A war of words was sparked over potential political motivations after state-run oil refiner CPC Corp, Taiwan (CPC, 台灣中油) on Sunday announced it would keep prices for its gasoline and diesel products unchanged for the next three weeks.
Amid mounting concerns that tensions between Iran and the US could disrupt Middle East crude exports and force up oil prices on the international market, CPC said it would not alter its prices before Jan. 29.
Democratic Progressive Party (DPP) Legislator Tsai Huang-liang (蔡煌瑯) told a press conference that the decision was made in a bid to increase support for President Ma Ying-jeou (馬英九), who is seeking re-election in Saturday’s poll.
Tsai said the Chinese Nationalist Party (KMT) was using the domestic oil price as a tool to manipulate voters.
KMT Legislator Hung Hsiu-chu (洪秀柱) defended the policy, saying the decision was made out of concern for people’s expenditures and that the DPP was guilty of having double standards.
“When they [the previous DPP administration] froze local oil prices, they said it was out of consideration for the public. Now when we [the KMT government] do the same thing, they say it was because of electoral concerns. Isn’t that a double standard?” she asked.
CPC said the policy to freeze oil prices was part of the government’s effort to keep consumer prices steady during the Lunar New Year holiday and that the freeze was in accordance with past practice.
However, critics pointed out that in the past, the measure was put in place just before the holiday period.
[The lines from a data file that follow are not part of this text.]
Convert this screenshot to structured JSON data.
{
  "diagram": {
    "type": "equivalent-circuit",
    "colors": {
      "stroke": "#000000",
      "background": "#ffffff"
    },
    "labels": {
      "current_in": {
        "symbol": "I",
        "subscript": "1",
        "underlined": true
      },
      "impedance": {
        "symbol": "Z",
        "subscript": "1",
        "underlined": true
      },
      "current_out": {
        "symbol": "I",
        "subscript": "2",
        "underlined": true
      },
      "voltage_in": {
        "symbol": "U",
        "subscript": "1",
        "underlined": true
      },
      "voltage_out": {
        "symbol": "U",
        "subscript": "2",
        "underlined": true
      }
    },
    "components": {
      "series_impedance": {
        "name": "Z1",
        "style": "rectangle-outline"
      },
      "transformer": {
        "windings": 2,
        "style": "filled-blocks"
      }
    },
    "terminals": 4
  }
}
For example, last year CPC imposed a price freeze on Jan. 31, two days before the six-day Lunar New Year holiday, with the freeze lasting for two weeks.
This year, CPC put the freeze in place two weeks ahead of the Lunar New Year holiday, which begins on Jan. 23.
With the freeze enacted, CPC’s wholesale price of 92-octane unleaded gasoline would remain at NT$30.6 a liter, 95-octane unleaded gasoline at NT$31.3 a liter, 98-octane unleaded at NT$32.8 a liter and diesel at NT$29.8 a liter.
The decision not to raise prices also came on the back of a 3.46 percent spike in global crude oil prices last week to US$109.85 a barrel, up from US$106.18 the previous week, which should have prompted a price increase of NT$0.7 a liter for CPC’s gasoline and diesel products based on the CPC’s pricing mechanism, the company said.
Formosa Petrochemical Corp (台塑石化), the nation’s only privately run oil refiner, announced later on Sunday that it would follow suit with CPC’s decision.
Approached by reporters for comment, Acting Premier Sean Chen denied that CPC’s decision was related to the presidential and legislative elections.
“The decision was made by CPC in consultation with the Ministry of Economic Affairs. They did not send the proposal to the Executive Yuan for approval,” Chen said.
Every government agency had been told a month ago to keep commodity prices stable in the run up to the Lunar New Year, Chen said.
“The decision was unrelated to the election. It was just the election happened to be held near the holiday,” he said.